“You shall not go back to that wretched drudgery,” said Mr. Longworth, in his impetuous, nervous manner. “Do not imagine you are ever to do it again. Tell me,” he said, lowering his voice, and leaning toward me so that he could see my face, shaded by the vine-hung trellis. “Could you be happy—”
We heard Mr. Hopper moving around the room uneasily, and instinctively Mr. Longworth paused.
“Ma,” said the old man, a trifle reproachfully, “I’m afraid you don’t try to make it cheerful for them young folks. Why don’t you go out and set for a spell? I guess I’ll go.”
“Stay where you are, Joseph,” said Mrs. Hopper, in loud tones of disapproval, that were wafted through the open window to us. “Did we want the old folks forever runnin’ after us before we was married?” Mr. Longworth tried not to steal a mirthful glance at me, but he found it hard to resist. “Oh! pshaw, Ma,” replied the old man gently. “There ain’t none of that goin’ on. He ain’t a marryin’ man,” and we heard his slippered feet pattering softly over the oil-clothed entry, and his mild face beamed on us through the net door, which he held open for a moment before he came out and seated himself in the rocking-chair.

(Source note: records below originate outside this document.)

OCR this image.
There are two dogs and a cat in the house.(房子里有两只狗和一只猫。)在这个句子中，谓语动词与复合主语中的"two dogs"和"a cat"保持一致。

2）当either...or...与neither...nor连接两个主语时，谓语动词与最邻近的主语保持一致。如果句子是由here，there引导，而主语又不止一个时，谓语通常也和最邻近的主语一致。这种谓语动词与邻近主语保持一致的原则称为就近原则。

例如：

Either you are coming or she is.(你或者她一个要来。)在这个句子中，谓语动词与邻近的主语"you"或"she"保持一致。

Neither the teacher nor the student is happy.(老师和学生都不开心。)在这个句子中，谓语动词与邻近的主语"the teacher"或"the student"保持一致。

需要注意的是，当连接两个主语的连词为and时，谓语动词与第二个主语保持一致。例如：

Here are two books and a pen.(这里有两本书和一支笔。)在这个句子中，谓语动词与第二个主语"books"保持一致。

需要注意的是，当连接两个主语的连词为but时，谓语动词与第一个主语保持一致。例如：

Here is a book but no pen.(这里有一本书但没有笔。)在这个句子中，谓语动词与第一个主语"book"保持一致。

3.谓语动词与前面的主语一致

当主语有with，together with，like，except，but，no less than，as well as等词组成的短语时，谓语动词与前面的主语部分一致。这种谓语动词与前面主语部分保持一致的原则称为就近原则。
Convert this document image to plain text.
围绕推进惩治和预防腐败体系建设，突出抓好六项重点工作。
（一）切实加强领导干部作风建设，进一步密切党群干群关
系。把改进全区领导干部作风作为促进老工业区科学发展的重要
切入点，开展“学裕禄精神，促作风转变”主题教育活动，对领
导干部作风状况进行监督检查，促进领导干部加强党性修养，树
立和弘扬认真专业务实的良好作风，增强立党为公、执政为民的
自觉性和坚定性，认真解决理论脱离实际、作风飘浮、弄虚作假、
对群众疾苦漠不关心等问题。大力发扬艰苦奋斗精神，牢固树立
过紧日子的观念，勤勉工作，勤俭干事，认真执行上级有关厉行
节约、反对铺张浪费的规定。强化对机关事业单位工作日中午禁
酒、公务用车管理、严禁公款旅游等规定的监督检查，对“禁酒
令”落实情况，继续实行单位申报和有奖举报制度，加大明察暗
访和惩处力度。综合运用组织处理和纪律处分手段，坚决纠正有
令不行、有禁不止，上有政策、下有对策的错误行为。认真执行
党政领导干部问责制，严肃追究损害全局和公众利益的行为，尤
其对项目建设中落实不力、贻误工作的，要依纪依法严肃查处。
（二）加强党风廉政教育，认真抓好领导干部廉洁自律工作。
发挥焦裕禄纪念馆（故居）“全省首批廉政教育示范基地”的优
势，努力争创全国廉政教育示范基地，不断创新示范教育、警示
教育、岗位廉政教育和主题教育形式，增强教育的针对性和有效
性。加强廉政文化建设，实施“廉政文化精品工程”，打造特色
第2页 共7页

“Well, now, this is comfortable,” he said, with a cheerfully social air. “I can tell you this is a night for authors. Here’s a chance for poetry!” with a wave of his thin, weather-worn hand toward the peaceful fields. “Made any this evenin’?” he inquired. “Ain’t? well, I guess you’ll never come across a more inspirin’ night,” he said, with some disappointment. “I expected likely you’d have some you could say right off. Fer a plain farmer, I don’t s’pose there’s anybody fonder’n I am of verses,” he said, musingly. “I b’lieve I told ye ’twas in our family. I wish you could have met my uncle, Mis’ Marriot, died on his ninety-second birthday, and had writ a long piece on each birthday for a matter of forty year. That ther man was talented, I tell ye. There wasn’t no occasion he couldn’t write a piece onto. Why, the night Ma and me was married (we was married in Ma’s sister’s parlor) we hadn’t more’n turned ’round from the minister, ‘n before anybody had a chance t’ congratulate us, uncle, he steps right up in front of us, an’ sez he:
‘Now you are married, an’
man an’ wife
May you live happy this mortial life,
An’ when your days on this earth
is o’er
May you both meet together on the evergreen
shore.’
“It come to him, jus’ come to him that minute, like a flash,” said the old man, reflectively, the pathos of his sweet, tremulous voice lending unspeakable melody to the preposterous stanza.
Mr. Hopper had evidently settled himself for the remainder of the evening, and after a time Mr. Longworth bade us good-night, and went across to the Bangs homestead.
All that night I tossed about on my uncomfortable feather-bed, or rather, when I found I could not sleep, I rose after a time, and wrapped in my dressing-gown, I sat by my tiny window, watching the shadows of the wind-blown locust-boughs on the moonlit grass below, full of the dreams which are the stuff that romances are made of, and which, though I had often used them as “material,” I had never known myself before; shy and tender dreams they were, that glorified that summer night, and kept me wakeful until dawn.